6: Text excerpt from Elie Wiesel and Jorge Semprún's "Se taire est impossible," 1995, and audio clip from Elie Wiesel's lecture "From Holocaust to Rebirth," 1970.
Holocaust survivors frequently talk about the responsibility to “bear witness.” Yet, just as often, they reference the difficulty or impossibility of speaking about their experiences in the Holocaust. This activity focuses on how survivors perceive the task of testifying to their Holocaust experiences. Jorge Semprún is a concentration camp survivor best known for his memoir L’écriture ou la vie (Literature or Life), 1994.

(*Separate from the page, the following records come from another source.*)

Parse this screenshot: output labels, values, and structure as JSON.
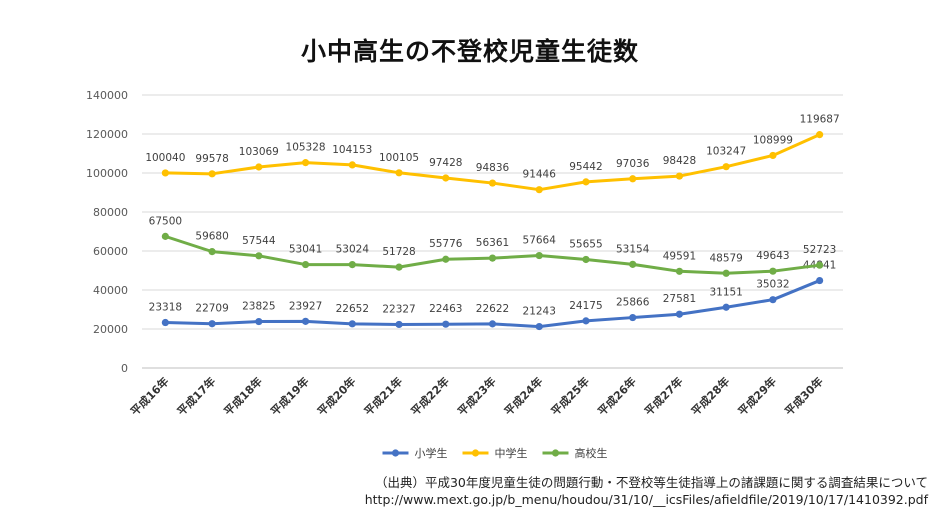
{
  "chart_data": {
    "type": "line",
    "title": "小中高生の不登校児童生徒数",
    "categories": [
      "平成16年",
      "平成17年",
      "平成18年",
      "平成19年",
      "平成20年",
      "平成21年",
      "平成22年",
      "平成23年",
      "平成24年",
      "平成25年",
      "平成26年",
      "平成27年",
      "平成28年",
      "平成29年",
      "平成30年"
    ],
    "ylim": [
      0,
      140000
    ],
    "yticks": [
      "0",
      "20000",
      "40000",
      "60000",
      "80000",
      "100000",
      "120000",
      "140000"
    ],
    "grid": true,
    "legend_position": "bottom",
    "series": [
      {
        "name": "小学生",
        "color": "#4472c4",
        "values": [
          23318,
          22709,
          23825,
          23927,
          22652,
          22327,
          22463,
          22622,
          21243,
          24175,
          25866,
          27581,
          31151,
          35032,
          44841
        ]
      },
      {
        "name": "中学生",
        "color": "#ffc000",
        "values": [
          100040,
          99578,
          103069,
          105328,
          104153,
          100105,
          97428,
          94836,
          91446,
          95442,
          97036,
          98428,
          103247,
          108999,
          119687
        ]
      },
      {
        "name": "高校生",
        "color": "#70ad47",
        "values": [
          67500,
          59680,
          57544,
          53041,
          53024,
          51728,
          55776,
          56361,
          57664,
          55655,
          53154,
          49591,
          48579,
          49643,
          52723
        ]
      }
    ]
  },
  "source": {
    "line1": "（出典）平成30年度児童生徒の問題行動・不登校等生徒指導上の諸課題に関する調査結果について",
    "line2": "http://www.mext.go.jp/b_menu/houdou/31/10/__icsFiles/afieldfile/2019/10/17/1410392.pdf"
  }
}
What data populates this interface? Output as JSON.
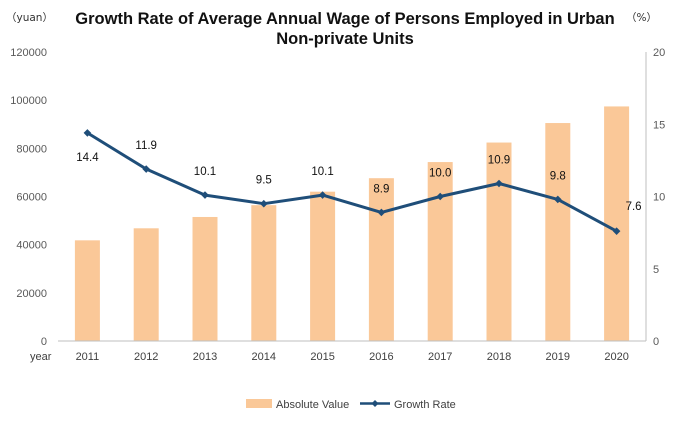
{
  "chart_data": {
    "type": "bar+line",
    "title_line1": "Growth Rate of Average Annual Wage of Persons Employed in Urban",
    "title_line2": "Non-private Units",
    "y_left_unit": "（yuan）",
    "y_right_unit": "（%）",
    "x_axis_label": "year",
    "categories": [
      "2011",
      "2012",
      "2013",
      "2014",
      "2015",
      "2016",
      "2017",
      "2018",
      "2019",
      "2020"
    ],
    "series": [
      {
        "name": "Absolute Value",
        "type": "bar",
        "axis": "left",
        "values": [
          41800,
          46800,
          51500,
          56400,
          62000,
          67600,
          74300,
          82400,
          90500,
          97400
        ]
      },
      {
        "name": "Growth Rate",
        "type": "line",
        "axis": "right",
        "values": [
          14.4,
          11.9,
          10.1,
          9.5,
          10.1,
          8.9,
          10.0,
          10.9,
          9.8,
          7.6
        ]
      }
    ],
    "data_labels": [
      "14.4",
      "11.9",
      "10.1",
      "9.5",
      "10.1",
      "8.9",
      "10.0",
      "10.9",
      "9.8",
      "7.6"
    ],
    "y_left": {
      "min": 0,
      "max": 120000,
      "step": 20000,
      "ticks": [
        "0",
        "20000",
        "40000",
        "60000",
        "80000",
        "100000",
        "120000"
      ]
    },
    "y_right": {
      "min": 0,
      "max": 20,
      "step": 5,
      "ticks": [
        "0",
        "5",
        "10",
        "15",
        "20"
      ]
    },
    "grid": false,
    "legend_position": "bottom-center",
    "colors": {
      "bar": "#FAC898",
      "line": "#1F4E79",
      "axis": "#BFBFBF"
    }
  }
}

Suggested Activity: As a warm-up, ask students to consider the reasons why someone might choose to bear witness to a catastrophic experience. Write this list of possible reasons on the board (e.g., personal responsibility, religious imperative, psychological release). Then give students this excerpt from Se taire est impossible, and play the audio excerpt from Wiesel's 1970 lecture. Ask the students: according to Wiesel and Semprún, what are their reasons for writing about their experiences? What do they mean when they say that “speech is impossible”? Are there aspects of the Holocaust, or of life in general, that are “unspeakable”? If yes, how so? What does “unspeakable” or “impossible” mean in this context?
Sources: Elie Wiesel and Jorge Semprún, Se taire est impossible (Paris: Gallimard, 1995), 17, 36-37. Unpublished translation by Charlotte F. Werbe.
Elie Wiesel, "From Holocaust to Rebirth," (Lecture, Montreal Jewish Public Library, November 14, 1970).